From the Journals

ADA releases guidelines for type 2 diabetes in children, youth



The American Diabetes Association’s guidelines for the evaluation and management of pediatric patients with type 2 diabetes differ from those for adults.

“Puberty-related physiologic insulin resistance, particularly in obese youth, may play a role” in the fact that youth are more insulin resistant than adults. Also, type 2 diabetes apparently is “more aggressive in youth than adults, with a faster rate of deterioration of beta-cell function and poorer response to glucose-lowering medications,” wrote Silva Arslanian, MD, from the division of pediatric endocrinology, metabolism, and diabetes mellitus at the University of Pittsburgh, and her colleagues. “Even though our knowledge of youth-onset type 2 diabetes has increased tremendously over the last 2 decades, robust and evidence-based data are still limited regarding diagnostic and therapeutic approaches and prevention of complications.”
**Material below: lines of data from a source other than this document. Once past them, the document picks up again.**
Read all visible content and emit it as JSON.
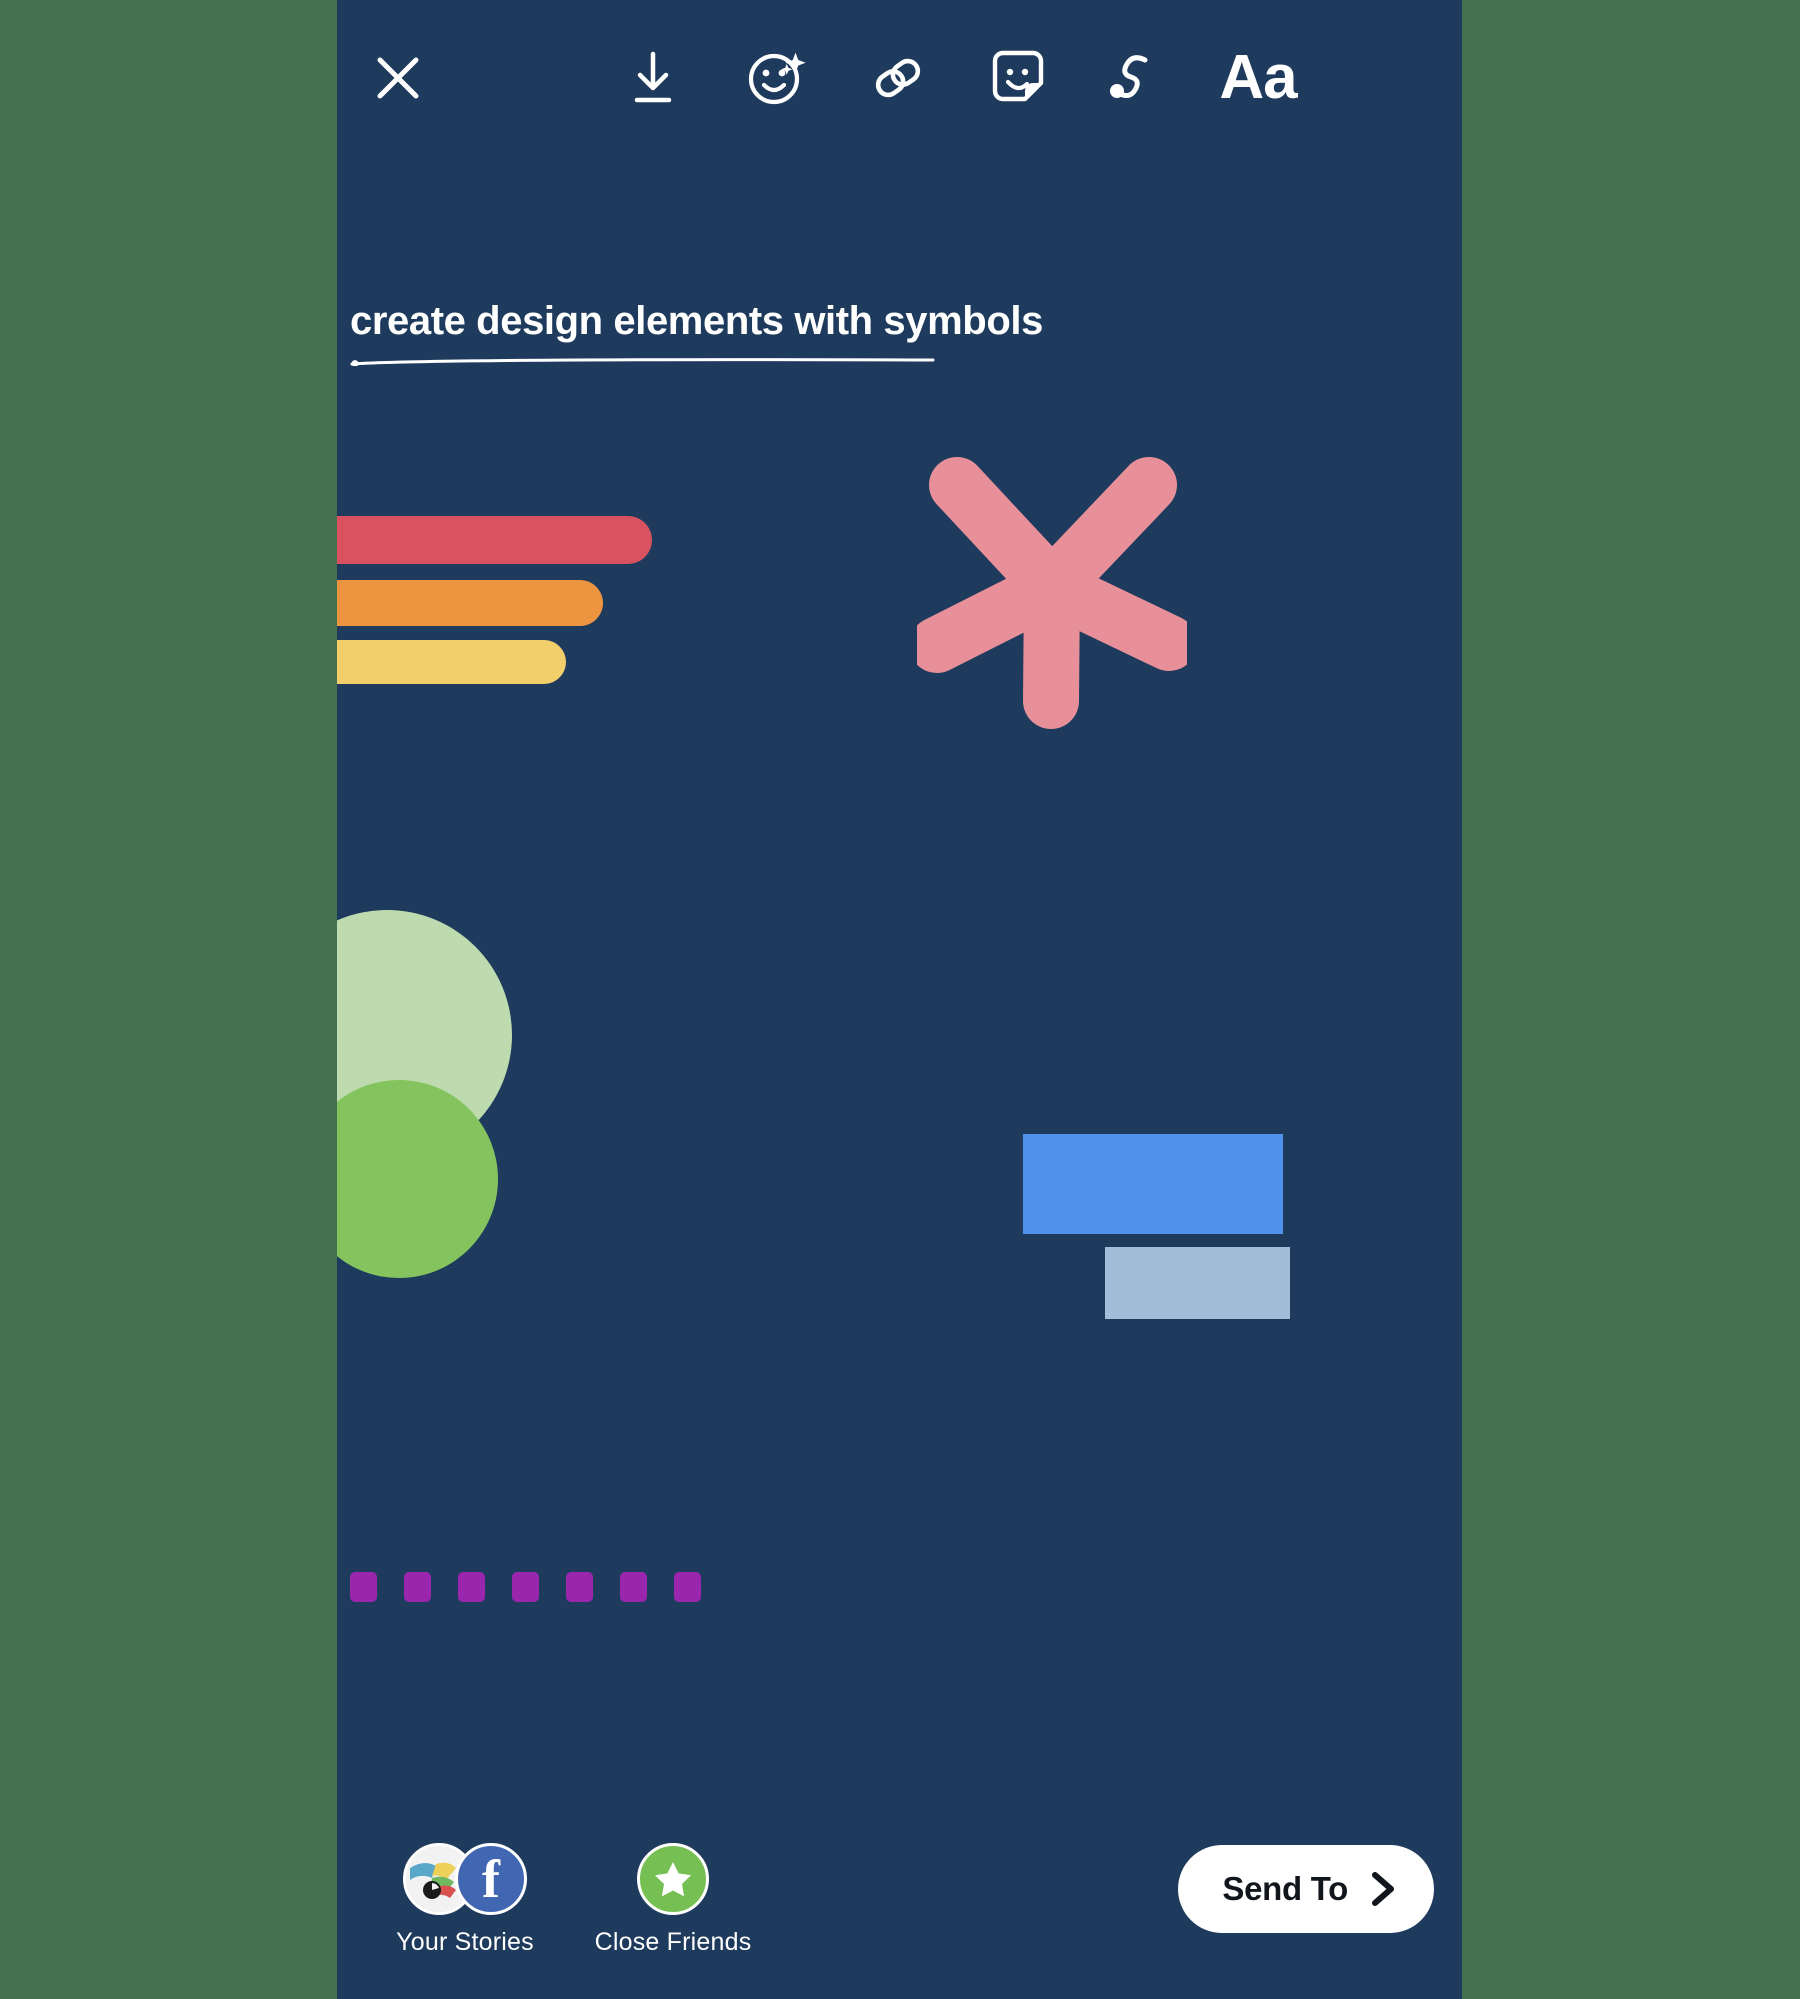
{
  "app": {
    "screen_name": "Instagram Story Editor",
    "canvas_background_color": "#1e3a5c",
    "surround_color": "#43704e"
  },
  "toolbar": {
    "close_label": "close-icon",
    "items": [
      {
        "name": "save-icon",
        "label": "Save to device"
      },
      {
        "name": "effects-icon",
        "label": "Effects"
      },
      {
        "name": "link-icon",
        "label": "Link"
      },
      {
        "name": "sticker-icon",
        "label": "Sticker"
      },
      {
        "name": "draw-icon",
        "label": "Draw"
      },
      {
        "name": "text-icon",
        "label": "Aa"
      }
    ],
    "text_icon_label": "Aa"
  },
  "story": {
    "title": "create design elements with symbols",
    "title_color": "#ffffff",
    "underline_color": "#ffffff"
  },
  "shapes": {
    "bars": [
      {
        "name": "bar-red",
        "color": "#d95260"
      },
      {
        "name": "bar-orange",
        "color": "#ed9440"
      },
      {
        "name": "bar-yellow",
        "color": "#f2cf6b"
      }
    ],
    "asterisk": {
      "name": "asterisk-shape",
      "color": "#e8909a",
      "petals": 5
    },
    "circles": [
      {
        "name": "circle-light-green",
        "color": "#bedbb0"
      },
      {
        "name": "circle-green",
        "color": "#84c35d"
      }
    ],
    "rectangles": [
      {
        "name": "rect-blue",
        "color": "#4e92ec"
      },
      {
        "name": "rect-steel",
        "color": "#a3bcd8"
      }
    ],
    "squares": {
      "name": "purple-square-row",
      "color": "#9a26ae",
      "count": 7
    }
  },
  "bottom": {
    "destinations": [
      {
        "label": "Your Stories",
        "avatar": "profile-avatar",
        "badge": "facebook-icon"
      },
      {
        "label": "Close Friends",
        "avatar": "star-icon",
        "badge": ""
      }
    ],
    "send_to_label": "Send To",
    "send_to_icon": "chevron-right-icon"
  }
}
The ADA position statement by Dr. Arslanian and her colleagues outlines management of type 2 diabetes in children and youth.


Children at risk for type 2 diabetes who are overweight or obese should be considered for screening at age 10 years or after puberty, whichever happens first, and repeat testing should occur at least every 3 years for these patients. Pancreatic autoantibody tests should also be considered in this patient population to rule out autoimmune type 1 diabetes, and genetic evaluation should be performed to test for monogenic diabetes, “based on clinical characteristics and presentation,” they wrote.

Use fasting plasma glucose, 2-hour fasting plasma glucose after a 75-g oral glucose tolerance test, or glycosylated hemoglobin (HbA1C) to test for diabetes or prediabetes. Also consider factors like medication adherence and treatment effects when prescribing glucose-lowering or other medications for overweight or obese children and adolescents with type 2 diabetes.

Lifestyle management

With regard to lifestyle management programs, the intervention should be introduced as a part of diabetes care – aimed at reducing between 7% and 10% of body weight – and be based on a chronic care model. The intervention should include 30-60 minutes of moderate to intense physical activity for 5 days each week, strength training 3 days per week, and incorporate healthy eating plans. Dr. Arslanian and her associates noted there was limited evidence for pharmacotherapy for weight reduction in children and adolescents with type 2 diabetes.

Pharmacologic therapy

Pharmacologic therapy should be started together with lifestyle therapy once a diagnosis is made, according to the recommendations.

Metformin is the preferred initial pharmacologic treatment for patients with normal renal function who are asymptomatic and with HbA1C levels of less than 8.5%.

Patients with blood glucose greater than or equal to 250 mg/dL and HbA1C greater than or equal to 8.5% with symptoms such as weight loss, polydipsia, polyuria, or nocturia should receive basal insulin during initiation and titration of metformin.

Patients with ketosis or ketoacidosis should receive intravenous insulin to address hyperglycemia. Once the acidosis is corrected, initiate metformin with subcutaneous insulin therapy. For patients who are reaching home-based glucose monitoring targets, consider tapering the dose over 2-6 weeks with a 10%-30% reduction in insulin every few days.

In patients where metformin alone is not meeting the glycemic target, consider basal insulin therapy and, if that fails to help achieve glycemic targets, more intensive approaches should be considered, such as metabolic surgery.

Dr. Jay Cohen

Jay Cohen, MD, FACE, medical director at the Endocrine Clinic in Memphis, said in an interview that he agreed with the ADA position statement except for the pharmacologic therapy recommendations.

“The pharmacology therapy is 4 years outdated,” he said. “We routinely use all of the medications that are not Food and Drug Administration [approved] for kids, but are FDA approved for adults.”

He also questioned the ADA’s recommendation to give basal insulin to patients who are insulin resistant.

“Why give insulin if these people are insulin resistant?” said Dr. Cohen, who also is a Clinical Endocrinology News editorial board member. “The oral and injectable noninsulins work fabulously with less weight gain – already a problem for these patients – and less hypoglycemia, less side effects, and better compliance.”